Pilão e a ficha de atleta profissional do Garça FC., na temporada de 1988
Por Wanderley `Tico´ Cassolla
Revendo nosso album fotográfico de times e jogadores, cheguei a conclusão que 3 jogadores que envergaram a camisa do Garça ao longo dos anos, podem ser considerados como "Deuses da Raça". Pra variar, todos zagueiros, os antigos becões de espera.
Eles são do tempo "que o coro comia e jogador tinha que ir pro pau, não importa onde era o campo". Ou, quando marcava um atacante, "era bola ou bolim". Nos anos de 1960 era Agamenon Soares Galvão, nos anos de 1970, José Pedroso, e nos anos de 1980, Arlindo Mazzi, o "Pilão". Dos três somente o Pilão está entre nós, Agamenon e Pedroso, estão lá em cima, com certeza olhando o futebol aqui em baixo.
E justamente hoje, dia 31, no apagar das luzes de março, o coloradense o ex-zagueiro Pilão está aniversariando, completando 68 anos, muito bem vividos. O zagueirão jogou no Garça entre os anos de 1984 à 1989. Portanto, disputou 6 temporadas. Um "xerifão" raçudo, às vezes lateral, outras volante, era "pau pra qualquer obra". Com um ponto em comum: em qualquer posição suava pra valer a camisa em campo, honrava como ninguém a camisa do "Azulão".
Virou ídolo entre os torcedores garcenses. A sua carreira foi longa. Senão vejamos: começou no ano de 1.977, no júnior do São Paulo de Santo Anastácio/SP. Em seguida foi emprestado para o Corinthians de Presidente Venceslau, onde se tornou campeão da Copa Corinthians, competição estadual que reuniu times com o nome do alvinegro paulista. Retornou para Santo Anastácio, foi campeão amador estadual, e o time convidado para disputar a 3ª divisão de Profissionais, onde virou profissional.

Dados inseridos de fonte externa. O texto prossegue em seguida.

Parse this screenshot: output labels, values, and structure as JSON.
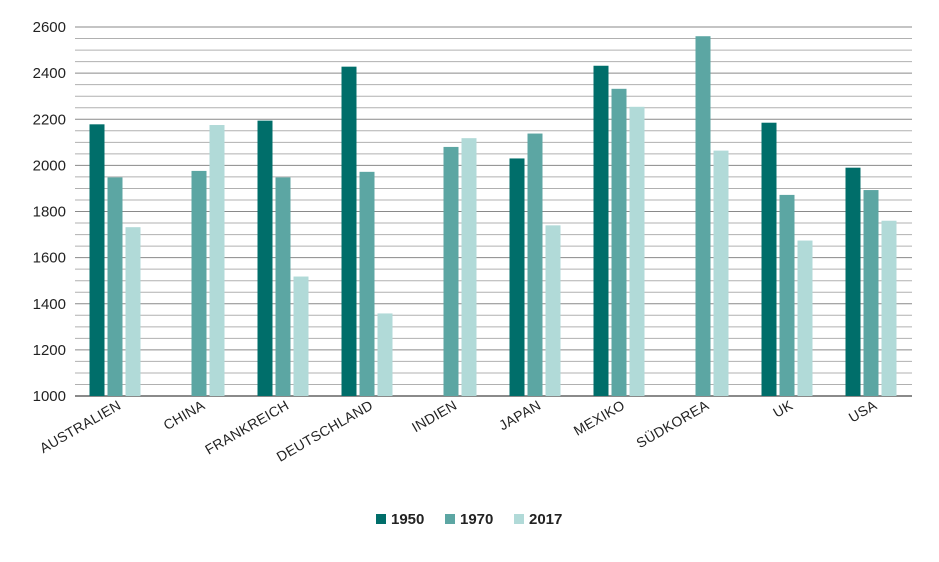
{
  "chart_data": {
    "type": "bar",
    "categories": [
      "AUSTRALIEN",
      "CHINA",
      "FRANKREICH",
      "DEUTSCHLAND",
      "INDIEN",
      "JAPAN",
      "MEXIKO",
      "SÜDKOREA",
      "UK",
      "USA"
    ],
    "series": [
      {
        "name": "1950",
        "color": "#006e6a",
        "values": [
          2178,
          null,
          2194,
          2428,
          null,
          2030,
          2432,
          null,
          2185,
          1990
        ]
      },
      {
        "name": "1970",
        "color": "#5ca6a3",
        "values": [
          1948,
          1976,
          1948,
          1972,
          2080,
          2138,
          2332,
          2560,
          1872,
          1893
        ]
      },
      {
        "name": "2017",
        "color": "#b1dad8",
        "values": [
          1732,
          2175,
          1518,
          1358,
          2118,
          1740,
          2254,
          2064,
          1674,
          1760
        ]
      }
    ],
    "yticks": [
      "1000",
      "1200",
      "1400",
      "1600",
      "1800",
      "2000",
      "2200",
      "2400",
      "2600"
    ],
    "ylim": [
      1000,
      2600
    ],
    "minor_grid_step": 50,
    "grid": true,
    "legend_position": "bottom-center",
    "title": "",
    "xlabel": "",
    "ylabel": ""
  }
}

No Paraguacuense, temporada de 1990; os jogos começavam às 15 horas e segundo o Pilão: "Tinha um sol pra cada um, o bambu lascava não tinha melzinho na chupeta, não"

Na comissão técnica do Paraguacuense, em 1998, trabalhando com Wilson Carrasco, que também foi técnico do Garça
Depois jogou no Beira Rio (Presidente Epitácio/SP), Paraguaçuense, Tupã, Chapecoense/SC, Botafogo de Xanxerê (SC), Juventude (SC), Operário de Tubarão (SC), Corumbaense (MS), 21 de Abril de Fátima do Sul (MG), São Paulo de Anastácio (SP), América Mineiro, União da Vitória do Paraná, e finalmente, a Paraguaçuense, no ano de 1.993, quando encerrou a carreira aos 35 anos de idade. Até se aventurou como treinador, dirigindo o Paranavaí (PR), VOCEM de Assis/SP, Paraguaçuense, Ranchariense (SP), Naviraiense (MS), e também foi auxiliar de renomados técnicos, dentre eles, Vagner Benazi, Orlando Bianchini, Zé Teodoro, Norberto Lopes, Brida, Edson Só, Wilson Carrasco e Celso Azevedo.

No "Toyotão" - Encontro dos jogadores "Garça Eternos" -, ao lado do companheiro e craque do Garça, João Luiz e do árbitro Marcelo Semenssato

Se o Pilãofoi craque em campo, hoje virou um craque num churrasco, principalmente quando o assunto é costelão
Quem pensa que o Pilão pendurou as chuteiras, está enganado. Continua correndo atrás da bola, no "Vida que Segue", time de veteranos acima dos 45 anos, da cidade de Paraguaçu Paulista, onde está morando. No lado profissional, trabalha numa escola local, como inspetor de alunos. Esportista ligado ao futebol, entendido no assunto, o Pilão torce para o Corinthians Paulista, e tem como ídolos Sócrates, e, hoje, Breno Bidon. Como ele nos revelou "Joguei bola muito tempo, mas os 6 anos que defendi o Garça, foi uma trajetória vitoriosa, que marcou para sempre a minha carreira". Um feliz dia de aniversário, Arlindo Mazzi, Pilão, o "Deus da Raça"!